1. NOVELTY OF THE INVENTION
2. Having described the present invention, it is considered as a novelty and, therefore, the content of the following is claimed as property:
3. CLAIMS 1.- A molding process characterized in that it comprises the steps of: mixing, agitating and frothing the granular aggregate material, one or more types of water-soluble binders, a surfactant, a crosslinker and water to prepare a foamy aggregate mixture.; filling a molding space with said foamy aggregate mixture; vaporizing the moisture in said aggregate mixture so that the aggregate mixture is cured to make a mold of the cured aggregate mixture; and removing said mold produced from said molding space. 2. - The process according to claim 1, characterized in that said surfactant is one that causes a crosslinking reaction with said crosslinking agent. 3. The process according to claim 2, characterized in that said surfactant is a nonionic surfactant whose HLB value is 8 or more but less than 20.
4. 4.-. The process according to any of the preceding claims, characterized in that said molding space is defined by a metal mold, and characterized in that said filling step includes a step for filling said foamy aggregate mixture in said molding space when pressurizing said mold. mixture of sparkling aggregate.
5. 5. - The process according to claim 4, characterized in that said filling step includes a step for loading said mixture of foamy aggregate in a cylinder, and filling said mixture of charged aggregate in said molding space when pressurizing, directly , said mixture of charged aggregate.
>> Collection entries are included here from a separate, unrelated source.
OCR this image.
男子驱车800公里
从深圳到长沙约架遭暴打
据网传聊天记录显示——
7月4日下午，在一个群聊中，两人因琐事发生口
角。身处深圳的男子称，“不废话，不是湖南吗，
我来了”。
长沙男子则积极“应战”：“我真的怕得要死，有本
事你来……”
6. 6. The process according to claim 4, characterized in that said filling step includes a step for filling said foamy aggregate mixture in said molding space by pressurizing said foamy aggregate mixture with a compressed gas.
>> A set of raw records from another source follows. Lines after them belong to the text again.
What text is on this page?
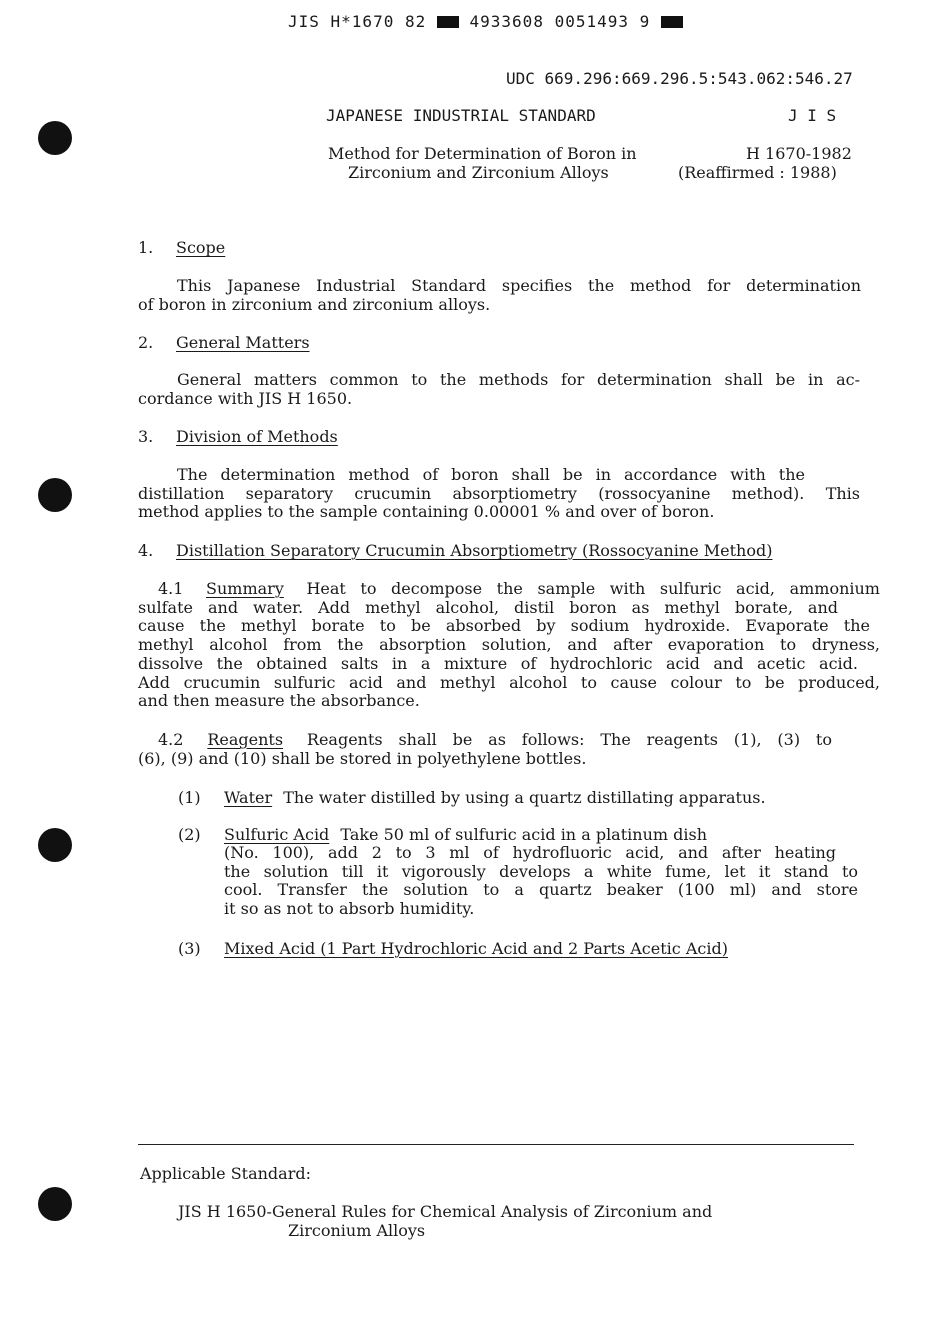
JIS H*1670 82	4933608 0051493 9
UDC 669.296:669.296.5:543.062:546.27
JAPANESE INDUSTRIAL STANDARD	J I S
Method for Determination of Boron in
Zirconium and Zirconium Alloys
H 1670-1982
(Reaffirmed : 1988)
1. Scope
This Japanese Industrial Standard specifies the method for determination
of boron in zirconium and zirconium alloys.
2. General Matters
General matters common to the methods for determination shall be in ac-
cordance with JIS H 1650.
3. Division of Methods
The determination method of boron shall be in accordance with the
distillation separatory crucumin absorptiometry (rossocyanine method). This
method applies to the sample containing 0.00001 % and over of boron.
4. Distillation Separatory Crucumin Absorptiometry (Rossocyanine Method)
4.1 Summary Heat to decompose the sample with sulfuric acid, ammonium
sulfate and water. Add methyl alcohol, distil boron as methyl borate, and
cause the methyl borate to be absorbed by sodium hydroxide. Evaporate the
methyl alcohol from the absorption solution, and after evaporation to dryness,
dissolve the obtained salts in a mixture of hydrochloric acid and acetic acid.
Add crucumin sulfuric acid and methyl alcohol to cause colour to be produced,
and then measure the absorbance.
4.2 Reagents Reagents shall be as follows: The reagents (1), (3) to
(6), (9) and (10) shall be stored in polyethylene bottles.
(1) Water The water distilled by using a quartz distillating apparatus.
(2) Sulfuric Acid Take 50 ml of sulfuric acid in a platinum dish
(No. 100), add 2 to 3 ml of hydrofluoric acid, and after heating
the solution till it vigorously develops a white fume, let it stand to
cool. Transfer the solution to a quartz beaker (100 ml) and store
it so as not to absorb humidity.
(3) Mixed Acid (1 Part Hydrochloric Acid and 2 Parts Acetic Acid)
Applicable Standard:
JIS H 1650-General Rules for Chemical Analysis of Zirconium and
Zirconium Alloys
7. 7. The process according to claim 5 or 6, characterized in that said vaporization step includes a step to vaporize the moisture in said foamy aggregate mixture by means of the heat of said metal mold which is heated.
8. 8. - The process according to claim 7, characterized in that each water-soluble binder is dissolved in water at normal temperatures.
9. 9. The process according to claim 7, characterized in that each water-soluble binder is a saccharide or its derivative.
10. 10. The process according to claim 7, characterized in that said one or more types of water-soluble binders contain 0.1 to 5.0% by weight per 100% by weight of said granular aggregates.
11. 11. The process according to claim 7, characterized in that said crosslinker is a compound having a carboxyl group.
12. 12. The process according to claim 7, characterized in that said compound having the carboxyl group is selected from a group which includes an oxalic acid, a maleic acid, a succinic acid, a citric acid, a carboxylic acid of tetra-butane, a maleic vinyl ether anhydride copolymer and an isobutylene maleic anhydride copolymer.
13. 13. The process according to claim 4, characterized by said step of vaporization includes a step to vaporize moisture in said mixture of foamed aggregate by means of the heat of said metal mold which is heated.